Imagine your Labrador’s smile on a lion or your feline’s finicky smirk on a tiger. Such a leap is easy for humans to perform, with our memories full of images. But the same task has been a tough challenge for computers — until the GANimal.
A team of NVIDIA researchers has defined new AI techniques that give computers enough smarts to see a picture of one animal and recreate its expression and pose on the face of any other creature. The work is powered in part by generative adversarial networks (GANs), an emerging AI technique that pits one neural network against another.
You can try it for yourself with the GANimal app. Input an image of your dog or cat and see its expression and pose reflected on dozens of breeds and species from an African hunting dog and Egyptian cat to a Shih-Tzu, snow leopard or sloth bear.

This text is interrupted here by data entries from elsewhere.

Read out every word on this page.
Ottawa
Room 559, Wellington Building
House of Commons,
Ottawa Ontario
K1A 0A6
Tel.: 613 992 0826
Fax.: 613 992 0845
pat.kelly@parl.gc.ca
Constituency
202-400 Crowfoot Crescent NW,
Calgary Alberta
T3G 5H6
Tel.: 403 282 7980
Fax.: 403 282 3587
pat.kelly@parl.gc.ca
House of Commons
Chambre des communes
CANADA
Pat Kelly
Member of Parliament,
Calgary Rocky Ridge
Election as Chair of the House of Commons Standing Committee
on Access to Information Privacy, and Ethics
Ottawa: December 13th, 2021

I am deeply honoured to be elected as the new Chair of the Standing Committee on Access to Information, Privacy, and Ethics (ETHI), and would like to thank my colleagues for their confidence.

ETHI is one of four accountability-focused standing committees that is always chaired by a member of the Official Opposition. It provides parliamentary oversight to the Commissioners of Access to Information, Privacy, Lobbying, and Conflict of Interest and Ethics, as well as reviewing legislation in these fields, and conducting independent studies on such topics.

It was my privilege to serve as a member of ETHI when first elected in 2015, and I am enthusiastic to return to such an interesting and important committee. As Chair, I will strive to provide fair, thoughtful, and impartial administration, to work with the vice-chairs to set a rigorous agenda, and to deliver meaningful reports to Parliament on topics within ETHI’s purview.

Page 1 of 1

I tried it, using a picture of my son’s dog, Duke, a mixed-breed mutt who resembles a Golden Lab. My fave — a dark-eyed lynx wearing Duke’s dorky smile.
There’s potential for serious applications, too. Someday movie makers may video dogs doing stunts and use AI to map their movements onto, say, less tractable tigers.

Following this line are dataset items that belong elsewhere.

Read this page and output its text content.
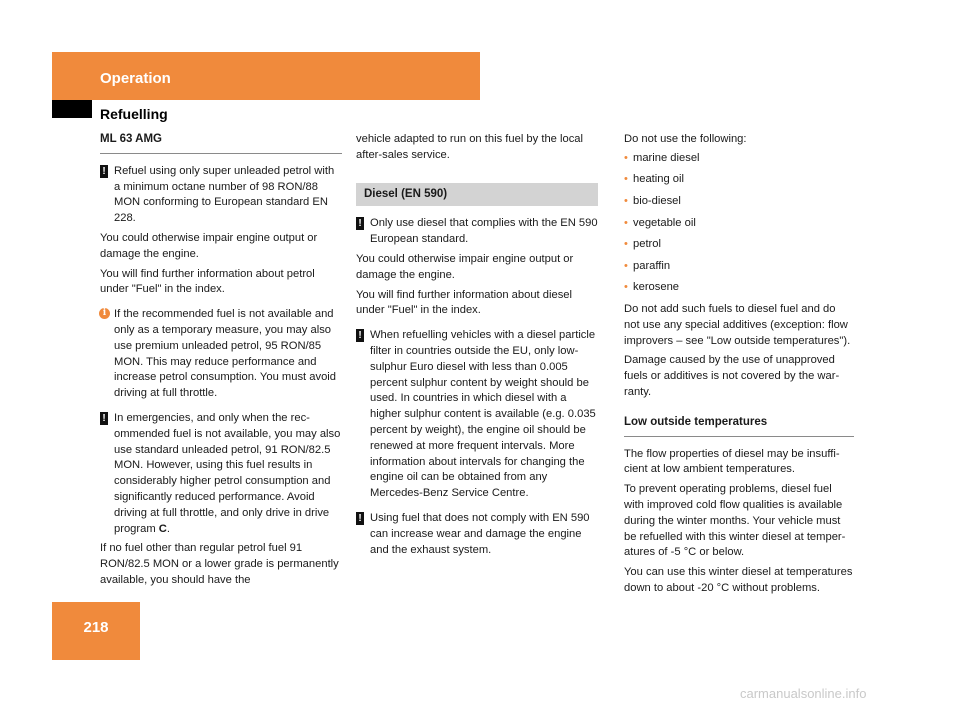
Operation
Refuelling
ML 63 AMG
! Refuel using only super unleaded petrol with a minimum octane number of 98 RON/88 MON conforming to European standard EN 228.

You could otherwise impair engine output or damage the engine.

You will find further information about petrol under "Fuel" in the index.

i If the recommended fuel is not available and only as a temporary measure, you may also use premium unleaded petrol, 95 RON/85 MON. This may reduce performance and increase petrol consumption. You must avoid driving at full throttle.

! In emergencies, and only when the recommended fuel is not available, you may also use standard unleaded petrol, 91 RON/82.5 MON. However, using this fuel results in considerably higher petrol consumption and significantly reduced performance. Avoid driving at full throttle, and only drive in drive program C.

If no fuel other than regular petrol fuel 91 RON/82.5 MON or a lower grade is permanently available, you should have the

vehicle adapted to run on this fuel by the local after-sales service.

Diesel (EN 590)
! Only use diesel that complies with the EN 590 European standard.

You could otherwise impair engine output or damage the engine.

You will find further information about diesel under "Fuel" in the index.

! When refuelling vehicles with a diesel particle filter in countries outside the EU, only low-sulphur Euro diesel with less than 0.005 percent sulphur content by weight should be used. In countries in which diesel with a higher sulphur content is available (e.g. 0.035 percent by weight), the engine oil should be renewed at more frequent intervals. More information about intervals for changing the engine oil can be obtained from any Mercedes-Benz Service Centre.

! Using fuel that does not comply with EN 590 can increase wear and damage the engine and the exhaust system.

Do not use the following:

• marine diesel
• heating oil
• bio-diesel
• vegetable oil
• petrol
• paraffin
• kerosene

Do not add such fuels to diesel fuel and do not use any special additives (exception: flow improvers – see "Low outside temperatures").

Damage caused by the use of unapproved fuels or additives is not covered by the warranty.

Low outside temperatures

The flow properties of diesel may be insufficient at low ambient temperatures.

To prevent operating problems, diesel fuel with improved cold flow qualities is available during the winter months. Your vehicle must be refuelled with this winter diesel at temperatures of -5 °C or below.

You can use this winter diesel at temperatures down to about -20 °C without problems.

218
carmanualsonline.info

The team reports its work this week in a paper at the International Conference on Computer Vision (ICCV) in Seoul. The event is one of three seminal conferences for researchers in the field of computer vision.
Their paper describes what the researchers call FUNIT, “a Few-shot, UNsupervised Image-to-image Translation algorithm that works on previously unseen target classes that are specified, at test time, only by a few example images.”

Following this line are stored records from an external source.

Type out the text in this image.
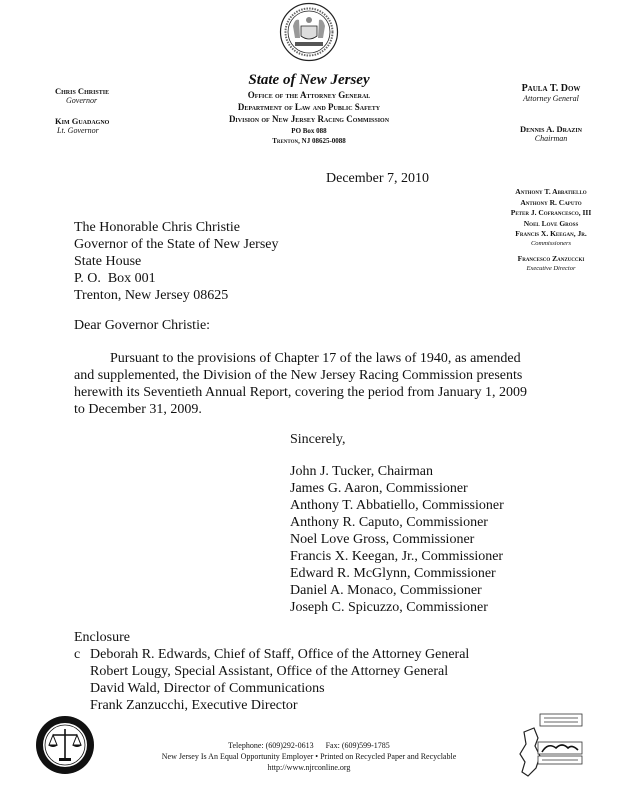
State of New Jersey
Office of the Attorney General
Department of Law and Public Safety
Division of New Jersey Racing Commission
PO Box 088
Trenton, NJ 08625-0088
Chris Christie
Governor
Kim Guadagno
Lt. Governor
Paula T. Dow
Attorney General
Dennis A. Drazin
Chairman
Anthony T. Abbatiello
Anthony R. Caputo
Peter J. Cofrancesco, III
Noel Love Gross
Francis X. Keegan, Jr.
Commissioners
Francesco Zanzuccki
Executive Director
December 7, 2010
The Honorable Chris Christie
Governor of the State of New Jersey
State House
P. O.  Box 001
Trenton, New Jersey 08625
Dear Governor Christie:
Pursuant to the provisions of Chapter 17 of the laws of 1940, as amended
and supplemented, the Division of the New Jersey Racing Commission presents
herewith its Seventieth Annual Report, covering the period from January 1, 2009
to December 31, 2009.
Sincerely,
John J. Tucker, Chairman
James G. Aaron, Commissioner
Anthony T. Abbatiello, Commissioner
Anthony R. Caputo, Commissioner
Noel Love Gross, Commissioner
Francis X. Keegan, Jr., Commissioner
Edward R. McGlynn, Commissioner
Daniel A. Monaco, Commissioner
Joseph C. Spicuzzo, Commissioner
Enclosure
c Deborah R. Edwards, Chief of Staff, Office of the Attorney General
Robert Lougy, Special Assistant, Office of the Attorney General
David Wald, Director of Communications
Frank Zanzucchi, Executive Director
Telephone: (609)292-0613      Fax: (609)599-1785
New Jersey Is An Equal Opportunity Employer • Printed on Recycled Paper and Recyclable
http://www.njrconline.org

“Most GAN-based image translation networks are trained to solve a single task. For example, translate horses to zebras,” said Ming-Yu Liu, a lead computer-vision researcher on the NVIDIA team behind FUNIT.
“In this case, we train a network to jointly solve many translation tasks where each task is about translating a random source animal to a random target animal by leveraging a few example images of the target animal,” Liu explained. “Through practicing solving different translation tasks, eventually the network learns to generalize to translate known animals to previously unseen animals.”
Before this work, network models for image translation had to be trained using many images of the target animal. Now, one picture of Rover does the trick, in part thanks to a training function that includes many different image translation tasks the team adds to the GAN process.
The work is the next step in Liu’s overarching goal of finding ways to code human-like imagination into neural networks. “This is how we make progress in technology and society by solving new kinds of problems,” said Liu.
The team — which includes seven of NVIDIA’s more than 200 researchers — wants to expand the new FUNIT tool to include more kinds of images at higher resolutions. They are already testing it with images of flowers and food.
Liu’s work in GANs hit the spotlight earlier this year with GauGAN, an AI tool that turns anyone’s doodles into photorealistic works of art.
At the ICCV event, Liu will present a total of four papers in three talks and one poster session. He’ll also chair a paper session and present at a tutorial on how to program the Tensor Cores in NVIDIA’s latest GPUs.